LK: We actually didn’t do any traditional overdubbing. All the studio magic is another layer of improvisation and composition with tape machines: running our recorded improvisations through tape machines and slowing them down, speeding them up, and looping them. But we think of everything on the record as improvised in different senses of the word.
MS: I like to conceptualize the record as layers of improvisation layered on top of improvisation, whether it is one of tape manipulation, or of two separate improvisations on top of each other, or of segments of another improvisation cut and manipulated. We had a day of cassette looping which was really fun and stands out to me as part of translating our improvisatory practice to an instrument like a tape machine where we played the four-track faders and different loops. Our process is very intuitive, so it feels like every step of the process is one where we are improvising as a group.

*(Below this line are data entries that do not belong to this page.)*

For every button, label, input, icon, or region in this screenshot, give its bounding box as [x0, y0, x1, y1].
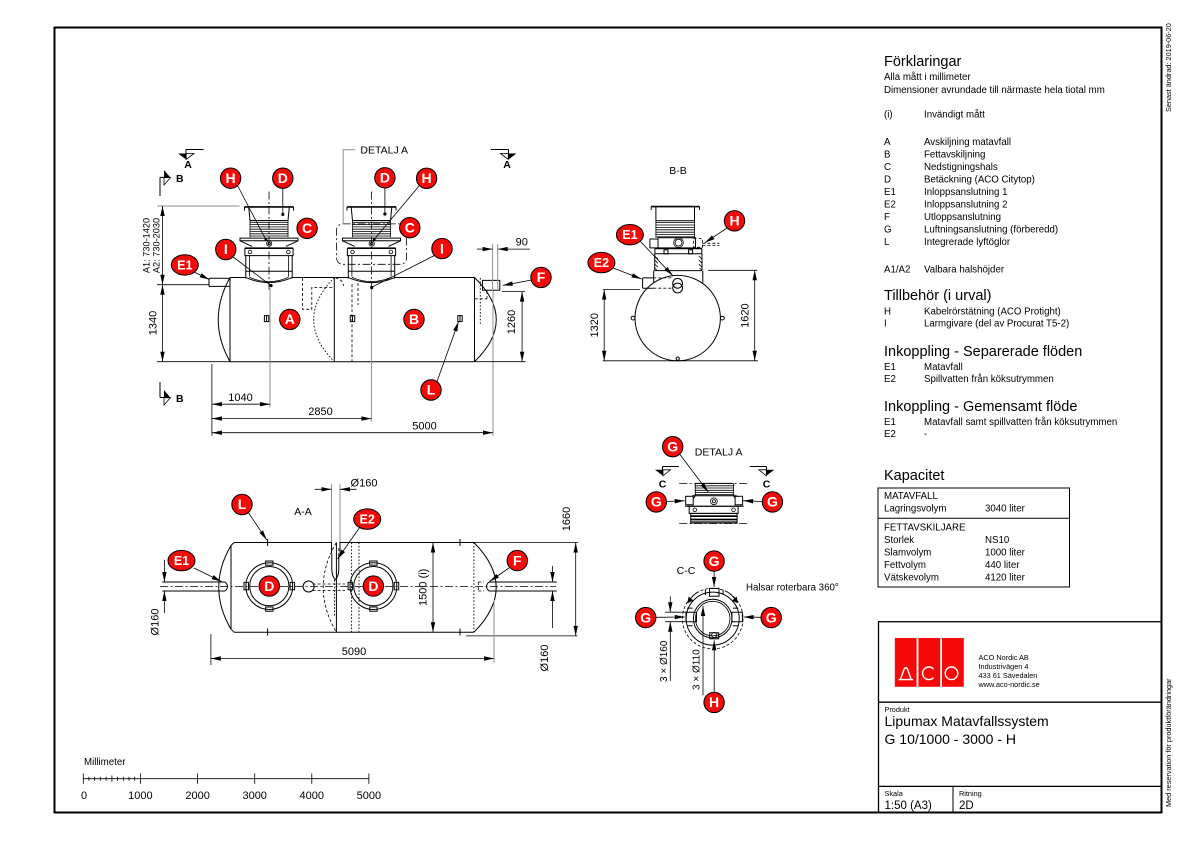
- svg-text:Millimeter: Millimeter: [84, 757, 126, 768]
- svg-text:Ø160: Ø160: [351, 478, 378, 490]
- svg-text:B: B: [176, 173, 184, 185]
- svg-text:Avskiljning matavfall: Avskiljning matavfall: [924, 137, 1011, 148]
- svg-text:Alla mått i millimeter: Alla mått i millimeter: [884, 72, 971, 83]
- svg-text:C: C: [302, 220, 312, 236]
- svg-text:3 × Ø160: 3 × Ø160: [659, 640, 670, 682]
- svg-text:C: C: [405, 219, 415, 235]
- svg-text:G: G: [651, 494, 662, 510]
- svg-text:Inloppsanslutning 1: Inloppsanslutning 1: [924, 187, 1007, 198]
- svg-text:Slamvolym: Slamvolym: [884, 548, 931, 559]
- svg-text:Larmgivare (del av Procurat T5: Larmgivare (del av Procurat T5-2): [924, 319, 1069, 330]
- svg-text:E2: E2: [594, 256, 609, 270]
- svg-text:A: A: [503, 159, 511, 171]
- svg-text:Matavfall: Matavfall: [924, 362, 963, 373]
- svg-text:G 10/1000 - 3000 - H: G 10/1000 - 3000 - H: [885, 731, 1017, 747]
- svg-text:1000: 1000: [128, 790, 152, 802]
- svg-text:C: C: [659, 479, 667, 491]
- svg-text:Vätskevolym: Vätskevolym: [884, 573, 939, 584]
- svg-text:H: H: [422, 170, 432, 186]
- svg-text:D: D: [884, 175, 891, 186]
- svg-text:A2: 730-2030: A2: 730-2030: [152, 218, 162, 273]
- svg-text:1000 liter: 1000 liter: [985, 548, 1026, 559]
- svg-text:E1: E1: [622, 228, 637, 242]
- svg-text:Industrivägen 4: Industrivägen 4: [979, 662, 1029, 671]
- svg-text:B: B: [176, 393, 184, 405]
- svg-text:Ø160: Ø160: [539, 645, 551, 672]
- svg-text:MATAVFALL: MATAVFALL: [884, 491, 938, 502]
- svg-text:3040 liter: 3040 liter: [985, 504, 1026, 515]
- svg-text:Kabelrörstätning (ACO Protight: Kabelrörstätning (ACO Protight): [924, 307, 1061, 318]
- svg-text:H: H: [709, 694, 719, 710]
- svg-text:G: G: [767, 494, 778, 510]
- svg-text:Spillvatten från köksutrymmen: Spillvatten från köksutrymmen: [924, 374, 1054, 385]
- svg-text:440 liter: 440 liter: [985, 560, 1020, 571]
- svg-text:B-B: B-B: [669, 165, 687, 177]
- svg-text:NS10: NS10: [985, 535, 1010, 546]
- svg-text:I: I: [884, 319, 887, 330]
- svg-text:H: H: [226, 170, 236, 186]
- svg-text:Tillbehör (i urval): Tillbehör (i urval): [884, 288, 991, 304]
- svg-text:Skala: Skala: [885, 789, 904, 798]
- svg-text:3000: 3000: [242, 790, 266, 802]
- svg-text:C: C: [884, 162, 891, 173]
- svg-text:D: D: [368, 578, 378, 594]
- svg-text:G: G: [709, 553, 720, 569]
- svg-text:ACO Nordic AB: ACO Nordic AB: [979, 653, 1029, 662]
- svg-text:(i): (i): [884, 110, 893, 121]
- svg-text:E1: E1: [884, 362, 896, 373]
- svg-text:A: A: [285, 311, 295, 327]
- svg-text:L: L: [427, 382, 436, 398]
- svg-text:Utloppsanslutning: Utloppsanslutning: [924, 212, 1001, 223]
- svg-text:E1: E1: [177, 258, 192, 272]
- svg-text:Fettvolym: Fettvolym: [884, 560, 926, 571]
- svg-text:Invändigt mått: Invändigt mått: [924, 110, 985, 121]
- svg-text:E2: E2: [884, 200, 896, 211]
- svg-text:Senast ändrad: 2019-06-20: Senast ändrad: 2019-06-20: [1164, 23, 1173, 112]
- svg-text:Dimensioner avrundade till när: Dimensioner avrundade till närmaste hela…: [884, 85, 1105, 96]
- svg-text:1260: 1260: [506, 310, 518, 334]
- svg-text:B: B: [409, 311, 419, 327]
- svg-text:G: G: [667, 438, 678, 454]
- svg-text:Luftningsanslutning (förberedd: Luftningsanslutning (förberedd): [924, 225, 1058, 236]
- svg-text:I: I: [440, 240, 444, 256]
- svg-text:D: D: [278, 170, 288, 186]
- svg-text:DETALJ A: DETALJ A: [360, 145, 408, 157]
- svg-text:F: F: [513, 552, 522, 568]
- svg-text:DETALJ A: DETALJ A: [695, 447, 743, 459]
- svg-text:C: C: [763, 479, 771, 491]
- svg-text:G: G: [884, 225, 892, 236]
- svg-text:0: 0: [81, 790, 87, 802]
- svg-text:5090: 5090: [342, 646, 366, 658]
- svg-text:A1/A2: A1/A2: [884, 265, 910, 276]
- svg-text:D: D: [264, 578, 274, 594]
- svg-text:F: F: [884, 212, 890, 223]
- svg-text:D: D: [380, 170, 390, 186]
- svg-text:1660: 1660: [561, 507, 573, 531]
- svg-text:H: H: [729, 213, 739, 229]
- svg-text:2D: 2D: [959, 800, 974, 812]
- svg-text:Fettavskiljning: Fettavskiljning: [924, 150, 985, 161]
- svg-text:L: L: [238, 496, 247, 512]
- svg-text:H: H: [884, 307, 891, 318]
- svg-text:90: 90: [516, 236, 528, 248]
- svg-text:C-C: C-C: [677, 565, 696, 577]
- svg-text:E2: E2: [884, 429, 896, 440]
- svg-text:5000: 5000: [357, 790, 381, 802]
- svg-text:E1: E1: [174, 554, 189, 568]
- svg-text:Inkoppling - Separerade flöden: Inkoppling - Separerade flöden: [884, 344, 1082, 360]
- svg-text:Med reservation för produktför: Med reservation för produktförändringar: [1164, 678, 1173, 807]
- svg-text:-: -: [924, 429, 927, 440]
- svg-text:Kapacitet: Kapacitet: [884, 468, 944, 484]
- svg-text:4120 liter: 4120 liter: [985, 573, 1026, 584]
- svg-text:Matavfall samt spillvatten frå: Matavfall samt spillvatten från köksutry…: [924, 417, 1117, 428]
- svg-text:A1: 730-1420: A1: 730-1420: [142, 218, 152, 273]
- svg-text:4000: 4000: [300, 790, 324, 802]
- svg-text:Valbara halshöjder: Valbara halshöjder: [924, 265, 1005, 276]
- svg-text:B: B: [884, 150, 890, 161]
- svg-text:A-A: A-A: [294, 506, 312, 518]
- svg-text:A: A: [184, 159, 192, 171]
- svg-text:E2: E2: [884, 374, 896, 385]
- svg-text:1:50 (A3): 1:50 (A3): [885, 800, 932, 812]
- svg-text:1620: 1620: [740, 303, 752, 327]
- svg-text:1500 (i): 1500 (i): [418, 569, 430, 606]
- svg-text:Inkoppling - Gemensamt flöde: Inkoppling - Gemensamt flöde: [884, 399, 1077, 415]
- svg-text:www.aco-nordic.se: www.aco-nordic.se: [978, 680, 1040, 689]
- svg-text:1320: 1320: [589, 313, 601, 337]
- svg-text:Inloppsanslutning 2: Inloppsanslutning 2: [924, 200, 1007, 211]
- svg-text:2000: 2000: [185, 790, 209, 802]
- svg-text:FETTAVSKILJARE: FETTAVSKILJARE: [884, 523, 966, 534]
- svg-text:Lagringsvolym: Lagringsvolym: [884, 504, 946, 515]
- svg-text:G: G: [766, 609, 777, 625]
- svg-text:2850: 2850: [308, 406, 332, 418]
- svg-text:G: G: [640, 609, 651, 625]
- svg-text:Lipumax Matavfallssystem: Lipumax Matavfallssystem: [885, 713, 1049, 729]
- svg-text:E1: E1: [884, 187, 896, 198]
- svg-text:433 61 Sävedalen: 433 61 Sävedalen: [979, 671, 1038, 680]
- svg-text:F: F: [537, 269, 546, 285]
- svg-text:Betäckning (ACO Citytop): Betäckning (ACO Citytop): [924, 175, 1035, 186]
- svg-text:Förklaringar: Förklaringar: [884, 54, 962, 70]
- svg-text:Halsar roterbara 360°: Halsar roterbara 360°: [746, 583, 839, 594]
- svg-text:1340: 1340: [148, 311, 160, 335]
- svg-text:3 × Ø110: 3 × Ø110: [692, 649, 703, 690]
- svg-text:I: I: [224, 241, 228, 257]
- svg-text:1040: 1040: [228, 392, 252, 404]
- svg-text:5000: 5000: [412, 421, 436, 433]
- svg-text:Storlek: Storlek: [884, 535, 914, 546]
- svg-text:Nedstigningshals: Nedstigningshals: [924, 162, 998, 173]
- svg-text:Ritning: Ritning: [959, 789, 982, 798]
- svg-text:A: A: [884, 137, 891, 148]
- svg-text:L: L: [884, 237, 890, 248]
- svg-text:E2: E2: [360, 513, 375, 527]
- svg-text:E1: E1: [884, 417, 896, 428]
- svg-text:Ø160: Ø160: [149, 609, 161, 636]
- svg-text:Integrerade lyftöglor: Integrerade lyftöglor: [924, 237, 1011, 248]
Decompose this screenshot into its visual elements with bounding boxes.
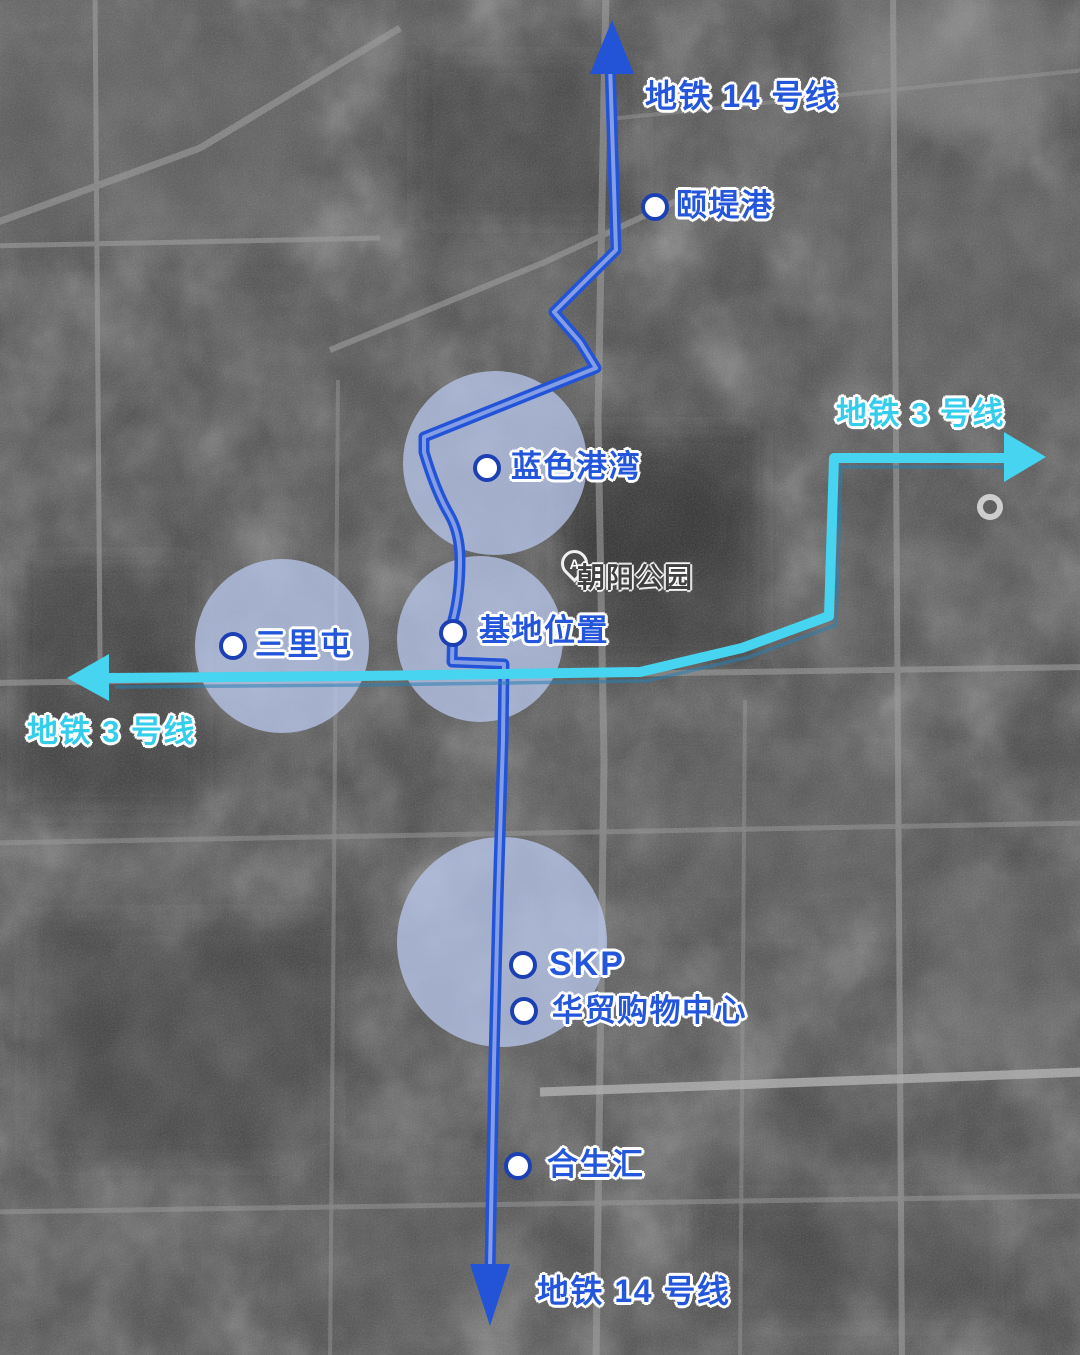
station-label-base: 基地位置: [479, 615, 609, 646]
station-label-skp: SKP: [549, 947, 625, 981]
station-label-indigo: 颐堤港: [676, 190, 774, 221]
station-dot-hopson: [504, 1152, 532, 1180]
line14-label-bottom: 地铁 14 号线: [537, 1275, 730, 1307]
line14-label-top: 地铁 14 号线: [645, 80, 838, 112]
station-dot-huamao: [510, 997, 538, 1025]
park-label: 朝阳公园: [577, 564, 693, 592]
station-label-hopson: 合生汇: [547, 1149, 645, 1180]
station-label-sanlitun: 三里屯: [255, 629, 353, 660]
station-dot-base: [439, 619, 467, 647]
station-dot-solana: [473, 454, 501, 482]
station-dot-skp: [509, 951, 537, 979]
station-dot-sanlitun: [219, 632, 247, 660]
line3-label-right: 地铁 3 号线: [836, 398, 1005, 429]
line14-arrow-down: [470, 1264, 510, 1326]
metro-map: A 朝阳公园 颐堤港 蓝色港湾 基地位置 三里屯 SKP 华贸购物中心 合生汇 …: [0, 0, 1080, 1355]
line3-arrow-right: [1004, 432, 1046, 482]
line3-arrow-left: [67, 654, 109, 701]
line14-arrow-up: [590, 20, 634, 74]
station-dot-indigo: [641, 193, 669, 221]
line3-label-left: 地铁 3 号线: [27, 716, 196, 747]
station-label-huamao: 华贸购物中心: [552, 995, 747, 1026]
metro-lines-overlay: [0, 0, 1080, 1355]
station-label-solana: 蓝色港湾: [511, 451, 641, 482]
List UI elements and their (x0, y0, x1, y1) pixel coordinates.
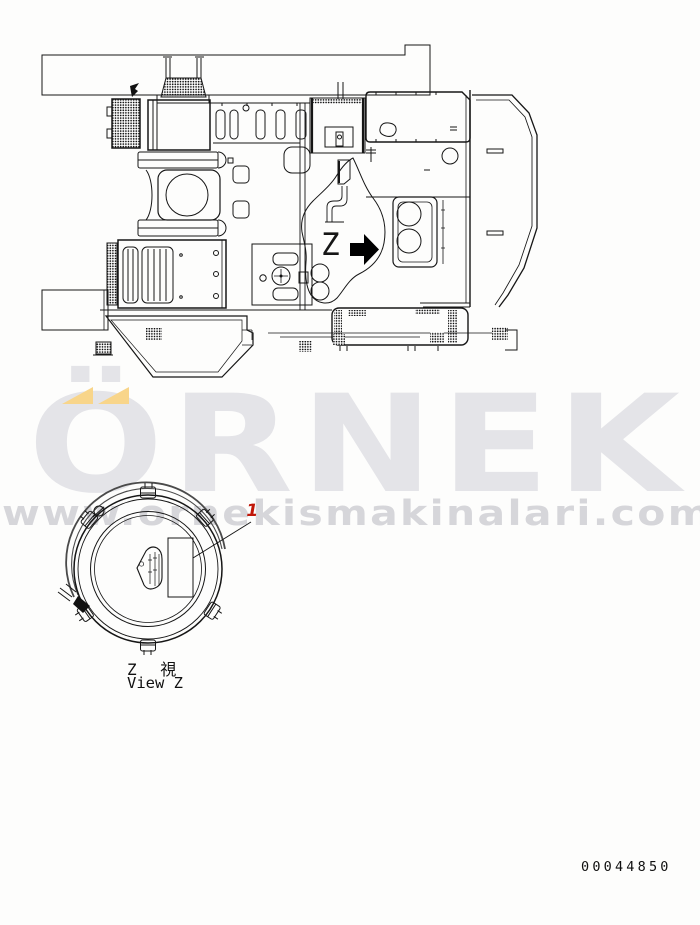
catalog-page: ÖRNEK www.ornekismakinalari.com.tr (0, 0, 700, 925)
item-1-plate (168, 538, 193, 597)
z-direction-arrow (350, 234, 379, 265)
brand-umlaut-triangle-right (98, 387, 129, 404)
technical-drawing (0, 0, 700, 925)
document-number: 00044850 (581, 859, 672, 875)
z-view-marker: Z (321, 227, 340, 263)
callout-leader-line (193, 522, 251, 558)
view-label-en: View Z (127, 674, 183, 692)
brand-umlaut-triangle-left (62, 387, 93, 404)
machine-top-view (42, 45, 537, 377)
view-z-detail (58, 482, 251, 655)
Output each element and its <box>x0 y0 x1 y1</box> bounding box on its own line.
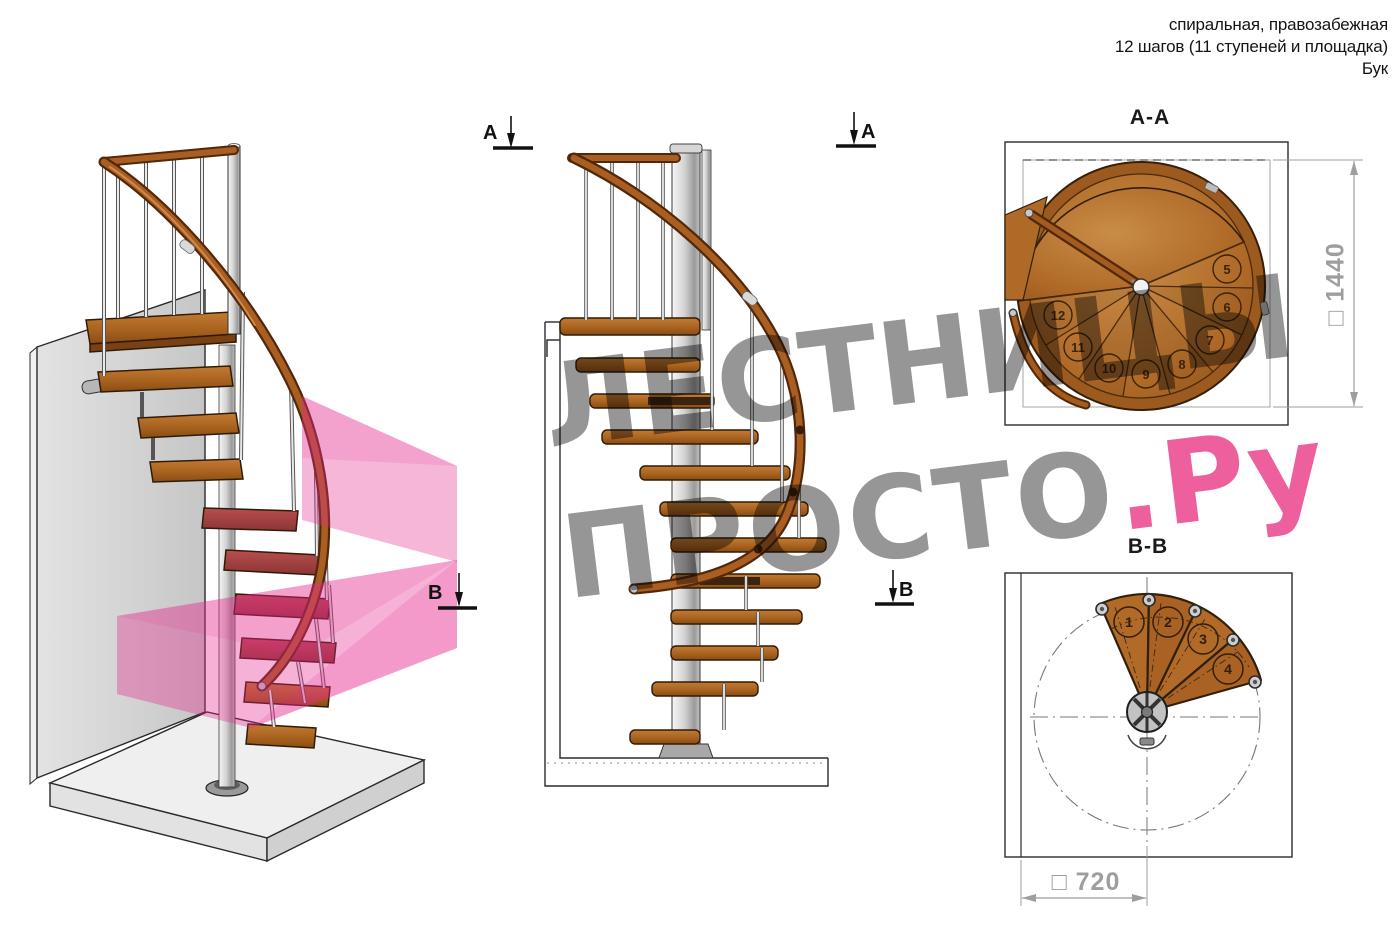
view-3d-staircase <box>30 144 457 862</box>
section-marker-a-left: А <box>483 116 533 148</box>
step-number: 8 <box>1178 357 1185 372</box>
step <box>150 459 243 482</box>
column-base <box>659 744 713 758</box>
step-number: 3 <box>1199 631 1207 647</box>
step-number: 9 <box>1142 367 1149 382</box>
center-bearing <box>1127 692 1167 749</box>
step-number: 4 <box>1224 661 1232 677</box>
marker-letter: А <box>483 122 497 144</box>
drawing-sheet: А А В В А-А <box>0 0 1400 931</box>
section-aa-title: А-А <box>1130 106 1170 129</box>
section-bb: В-В <box>1005 535 1292 906</box>
step <box>202 508 298 531</box>
step-number: 10 <box>1102 361 1116 376</box>
step-number: 1 <box>1125 614 1133 630</box>
marker-letter: В <box>899 579 913 601</box>
step-number: 11 <box>1071 340 1085 355</box>
step <box>224 550 320 575</box>
step-number: 6 <box>1223 300 1230 315</box>
dimension-bb: □ 720 <box>1021 846 1147 906</box>
marker-letter: А <box>861 121 875 143</box>
step-number: 12 <box>1051 308 1065 323</box>
section-marker-a-right: А <box>836 112 876 146</box>
dimension-aa: □ 1440 <box>1273 160 1363 407</box>
dimension-label: □ 1440 <box>1322 242 1350 326</box>
section-marker-b-right: В <box>875 570 914 604</box>
landing-bracket <box>547 340 560 357</box>
step <box>246 724 316 748</box>
spec-line-type: спиральная, правозабежная <box>1115 14 1388 36</box>
landing-corner-post <box>228 146 240 334</box>
step-number: 2 <box>1164 614 1172 630</box>
section-aa: А-А <box>1005 106 1363 425</box>
step-number: 5 <box>1223 262 1230 277</box>
column-top-cap <box>670 144 702 153</box>
spec-header: спиральная, правозабежная 12 шагов (11 с… <box>1115 14 1388 80</box>
landing-board <box>560 318 700 335</box>
dimension-label: □ 720 <box>1052 868 1121 896</box>
step-number: 7 <box>1206 333 1213 348</box>
spec-line-steps: 12 шагов (11 ступеней и площадка) <box>1115 36 1388 58</box>
step <box>138 413 239 438</box>
view-elevation <box>545 144 828 786</box>
wall-side-face <box>30 347 37 784</box>
staircase-drawing: А А В В А-А <box>0 0 1400 931</box>
marker-letter: В <box>428 582 442 604</box>
section-bb-title: В-В <box>1128 535 1168 558</box>
spec-line-material: Бук <box>1115 58 1388 80</box>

Name an underrated artist from the past 50 years.
WJ: I feel out of touch with the widely held ratings of artists! For instance, I love Michael Asher’s sound installations from 1969 to 1979 and I don’t hear people talking about them very often. He used architecture and acoustics with such precision and hidden speakers to interact with materials and angular reflections. Masterpieces!
What are you working on next?
WJ: It’s time for our trio to start recording some more improvisations! Just when an album is released, I realize how long it will take for another one to go through the process of composition/improvisation, recording, production, and then the material process of pressing vinyl, printing artwork, and making videos. I hope it won’t be too long until we start working on something new!
LK: We’ve talked about making something with drum machines, how fun would that be? And we’re always looking for inspiring spaces to work in – get in touch if you own an empty grain silo/cathedral/marble ballroom!
MS: Searching for interesting spaces! Interesting textures! We definitely have some ideas in mind, but don’t have anything nailed down at the moment.